Bug? Deploy of multi-process app reactivates process groups that had been set to 0

Initial state: A multi-process group app where some processes have been manually scaled down to zero (fly scale count app=1 worker=0)

Action: fly deploy

Expected result: worker remains scaled to zero / inactive.

Actual result: worker is scaled back up / reactivated. Excerpt:

Process groups have changed. This will:
 * create 1 "worker" machine and 1 standby machine for it
No machines in group worker, launching a new machine
  Machine [...] [worker] was created
[...]

I couldn’t find this behavior documented (and in our case it’s particularly unwanted). Is this a bug?

I’d consider this expected - the scale commands don’t really save any desired state, when we need to show the state of an app (like with scale show), we derive it by looking at all the machines.

Because of this, there’s no difference internally between scaling a group down to zero and having just added the group to the toml but not deployed it yet.

May I ask what you’re trying to do? I want to see if there’s another way to get the same result, and if not, I’ll look for some way (probably command line flags!) to make flyctl support this usecase.
(if you don’t want to talk about that on a public forum, I totally understand though :slight_smile: )

Hi Allison! Happy to talk about it, and thanks for the fast reply.

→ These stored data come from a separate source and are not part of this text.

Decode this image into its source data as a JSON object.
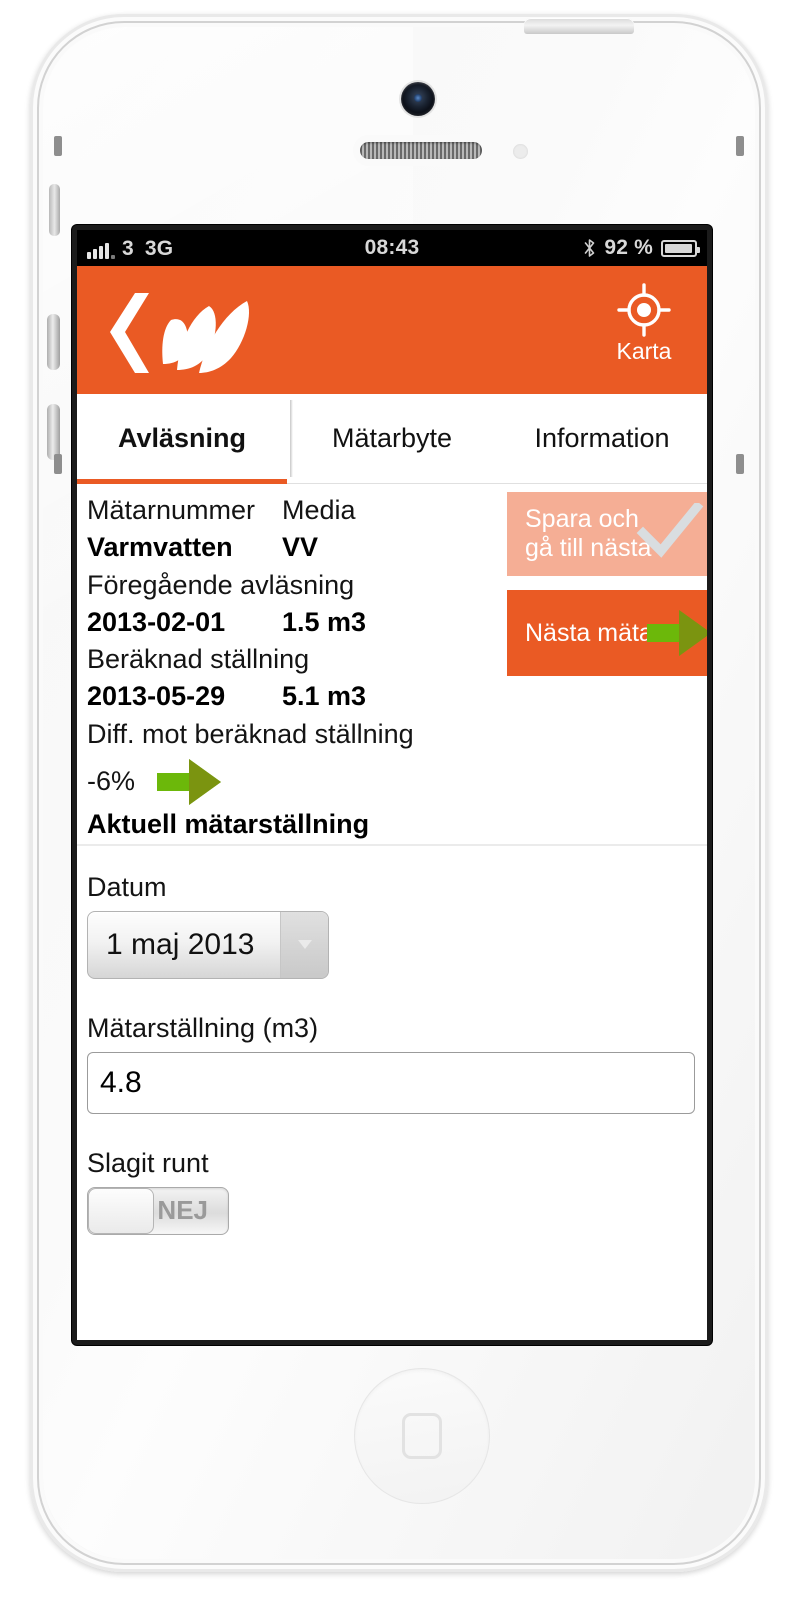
{
  "statusbar": {
    "carrier": "3",
    "network": "3G",
    "time": "08:43",
    "battery_percent": "92 %",
    "bluetooth_icon": "bluetooth-icon",
    "signal_icon": "signal-bars-icon",
    "battery_icon": "battery-icon"
  },
  "header": {
    "logo_icon": "company-logo-icon",
    "map_button_label": "Karta",
    "map_button_icon": "location-target-icon",
    "background_color": "#ea5a24"
  },
  "tabs": [
    {
      "label": "Avläsning",
      "active": true
    },
    {
      "label": "Mätarbyte",
      "active": false
    },
    {
      "label": "Information",
      "active": false
    }
  ],
  "meter_info": {
    "col1_label": "Mätarnummer",
    "col2_label": "Media",
    "col1_value": "Varmvatten",
    "col2_value": "VV",
    "previous_reading_label": "Föregående avläsning",
    "previous_reading_date": "2013-02-01",
    "previous_reading_value": "1.5 m3",
    "estimated_label": "Beräknad ställning",
    "estimated_date": "2013-05-29",
    "estimated_value": "5.1 m3",
    "diff_label": "Diff. mot beräknad ställning",
    "diff_value": "-6%",
    "diff_icon": "green-arrow-right-icon",
    "current_reading_title": "Aktuell mätarställning"
  },
  "actions": {
    "save_label": "Spara och gå till nästa",
    "save_icon": "checkmark-icon",
    "save_color": "#f5ae95",
    "next_label": "Nästa mätare",
    "next_icon": "green-arrow-right-icon",
    "next_color": "#ea5a24"
  },
  "form": {
    "date_label": "Datum",
    "date_value": "1 maj 2013",
    "date_caret_icon": "chevron-down-icon",
    "reading_label": "Mätarställning (m3)",
    "reading_value": "4.8",
    "reading_placeholder": "",
    "rollover_label": "Slagit runt",
    "rollover_state": "NEJ"
  },
  "device": {
    "camera_icon": "front-camera-icon",
    "speaker_icon": "earpiece-speaker-icon",
    "sensor_icon": "proximity-sensor-icon",
    "home_icon": "home-button-icon",
    "power_icon": "power-button-icon",
    "volume_up_icon": "volume-up-button-icon",
    "volume_down_icon": "volume-down-button-icon",
    "mute_icon": "mute-switch-icon"
  }
}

I’d consider this expected - the scale commands don’t really save any desired state […]

Interesting. I’d say maybe it is less surprising to a Fly’er or someone knowing this detail, but still surprising to us. It’s a bit different than other orchestration environments we know (ecs, k8s, cloud run, heroku). In those places, when you configure a static scale of N, N doesn’t change without you asking! :slight_smile:

May I ask what you’re trying to do? I want to see if there’s another way to get the same result, and if not, I’ll look for some way (probably command line flags!) to make flyctl support this usecase.

Definitely! Actually have two examples.

Example 1: We’re working to bring more of our infra over to Fly (yay!), while also making the fewest changes to how our services are structured. In other words we don’t want to refactor anything now “just for Fly” if we can avoid it.

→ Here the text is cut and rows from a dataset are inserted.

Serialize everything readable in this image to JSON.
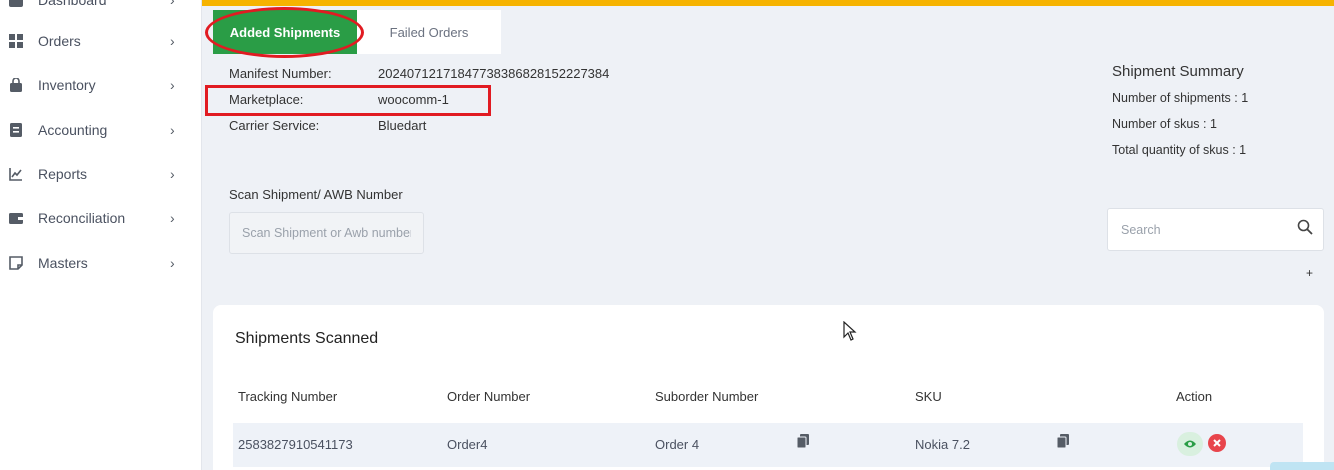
{
  "sidebar": {
    "items": [
      {
        "label": "Dashboard",
        "icon": "dashboard-icon"
      },
      {
        "label": "Orders",
        "icon": "grid-icon"
      },
      {
        "label": "Inventory",
        "icon": "bag-icon"
      },
      {
        "label": "Accounting",
        "icon": "ledger-icon"
      },
      {
        "label": "Reports",
        "icon": "chart-icon"
      },
      {
        "label": "Reconciliation",
        "icon": "wallet-icon"
      },
      {
        "label": "Masters",
        "icon": "note-icon"
      }
    ]
  },
  "tabs": {
    "added": "Added Shipments",
    "failed": "Failed Orders"
  },
  "manifest": {
    "manifest_label": "Manifest Number:",
    "manifest_value": "20240712171847738386828152227384",
    "marketplace_label": "Marketplace:",
    "marketplace_value": "woocomm-1",
    "carrier_label": "Carrier Service:",
    "carrier_value": "Bluedart"
  },
  "summary": {
    "title": "Shipment Summary",
    "shipments": "Number of shipments :  1",
    "skus": "Number of skus :  1",
    "total_qty": "Total quantity of skus : 1"
  },
  "scan": {
    "label": "Scan Shipment/ AWB Number",
    "placeholder": "Scan Shipment or Awb number"
  },
  "search": {
    "placeholder": "Search"
  },
  "plus_label": "+",
  "table": {
    "title": "Shipments Scanned",
    "headers": [
      "Tracking Number",
      "Order Number",
      "Suborder Number",
      "SKU",
      "Action"
    ],
    "rows": [
      {
        "tracking": "2583827910541173",
        "order": "Order4",
        "suborder": "Order 4",
        "sku": "Nokia 7.2"
      }
    ]
  },
  "colors": {
    "accent_yellow": "#f6b300",
    "tab_green": "#2a9d46",
    "annotation_red": "#e11b22",
    "delete_red": "#e8454c"
  }
}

One service we’re bringing over, from Heroku, has 3-4 process groups over there. One process is our main dashboard, and another is a job queue. We want to be able test the appserver on Fly without the job server spinning up and taking over production jobs. So the idea was to set “scale=0” on that process.

For now, the workaround is to comment out the process group.

Example 2: We have a staging environment with the same complement of process groups. However because staging usage is bursty, we’d rather not leave machines running that we’re not using.

In particular, one process (in prod) listens forever on an open websocket, so scaling to zero when idle can’t be used here. In staging, this process is usually irrelelvant - unless we’re testing something related to it.

So the problem is, a general re-deploy to staging is going to gratuitously bring the listener process back up, until someone notices and scales it back down - which is basically the workaround I have right now.

Thanks for listening and any suggestions!

1 Like

It’s imperfect, but until we have a better solution for this, there’s a new --update-only flag for fly deploy as of flyctl 0.1.58 that doesn’t create machines for empty process groups. I’d like to make this better at some point, but this should unblock you for now :slight_smile:

(this also means, though, that if you add new process groups, that flag will prevent them from getting their machines)

Does that work for your usecase at the moment?

1 Like

Does that work for your usecase at the moment?

Thanks! That looks like a decent workaround, and it is cool to see the fast new addition of this feature.

I think the Fly apps behavior is still perhaps a little unintuitive. Like, I could imagine someone forgetting / not knowing about this flag, putting us back to the original problem.

Perhaps it would be more intuitive/discoverable if the default for deploy is to prompt (or abort) when:

  • machines would change, AND
  • neither --update-only nor --create-machines-if-needed (hypothetical new flag, with meaning the opposite of --update-only) was supplied

Just thinking out loud here. Thanks!

This topic was automatically closed 7 days after the last reply. New replies are no longer allowed.